Il percorso si snoda da via Capo le Case, dove nel ’500 terminava l’abitato, in cui ebbe studio Corot, a piazza Barberini (la «Barberina» cara a Gogol), fino all’Acqua Acetosa, allora lontanissima dalla città e meta privilegiata degli artisti. Fra questi estremi sono compresi tutti i luoghi notevoli della città, le sue tradizioni, i suoi riti religiosi e profani, il suo ineguagliabile palcoscenico di strada. Il carnevale, la corsa dei barberi e la festa dei moccoletti in via del Corso, le cerimonie della Settimana santa, le ottobrate a Testaccio, la girandola di Castello, la benedizioni degli animali a Sant’Antonio Abate all’Esquilino.

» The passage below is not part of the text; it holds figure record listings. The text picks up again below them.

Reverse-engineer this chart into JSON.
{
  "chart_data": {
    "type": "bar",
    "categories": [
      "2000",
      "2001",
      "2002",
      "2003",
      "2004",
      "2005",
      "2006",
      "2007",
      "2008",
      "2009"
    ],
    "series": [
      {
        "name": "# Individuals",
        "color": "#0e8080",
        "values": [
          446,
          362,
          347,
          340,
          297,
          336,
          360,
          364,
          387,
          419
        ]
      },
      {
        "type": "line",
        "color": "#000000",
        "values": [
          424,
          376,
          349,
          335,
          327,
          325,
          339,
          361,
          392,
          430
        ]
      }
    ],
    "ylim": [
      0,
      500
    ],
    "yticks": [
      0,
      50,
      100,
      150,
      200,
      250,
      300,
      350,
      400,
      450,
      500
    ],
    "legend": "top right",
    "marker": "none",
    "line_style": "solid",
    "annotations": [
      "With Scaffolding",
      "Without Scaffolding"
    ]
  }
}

Tante le testimonianze sulla trasformazione della città. Gaspar van Wittel e Ippolito Caffi dipingono Trinità dei Monti prima del ’700, senza la scenografica scalinata di De Sanctis. restituendoci «tutta la sovrana dolcezza di Roma», come scrive D’Annunzio ne «Il piacere». La città si rinnova sacrificando vie e case per la costruzione dei muraglioni, che liberano il ghetto e il centro dalle periodiche piene del Tevere, il Porto di Ripetta nel 1902, la Torre di Paolo III per far posto al Vittoriano, caratteristici di Roma erano i Caffè. L’Indicatore Romano nel 1855 ne contava 75, più 88 osterie, su una popolazione di 170 mila abitanti. Dal Caffè Nuovo di Palazzo Ruspoli, al settecentesco Caffè del Veneziano a piazza Sciarra, al Caffè Greco di via Condotti, l’unico Caffè storico rimasto, ritrovo di artisti romani e stranieri, al Caffè degli Inglesi a piazza di Spagna, dove Winkelman esponeva le sue teorie estetiche, al novecentesco Caffè Aragno di via del Corso.
Molte le sorprese documentate nei dipinti.

Il varo della pirodraga realizzata nel 1842 negli arsenali pontifici di Ripa Grande, il metafisico studio di Canova a via del Corso, il modernissimo interno dei Magazzini Bocconi inaugurati nel 1887 e ribattezzati da D’Annunzio «La Rinascente», il progetto per la costruzione di uno stabilimento balneare sulla riva destra del Tevere di fronte a Ripetta.
«Roma Perenne», di P.A. De Rosa e P.E. Trastulli, pagine 254, Edizioni Studio Ottocento.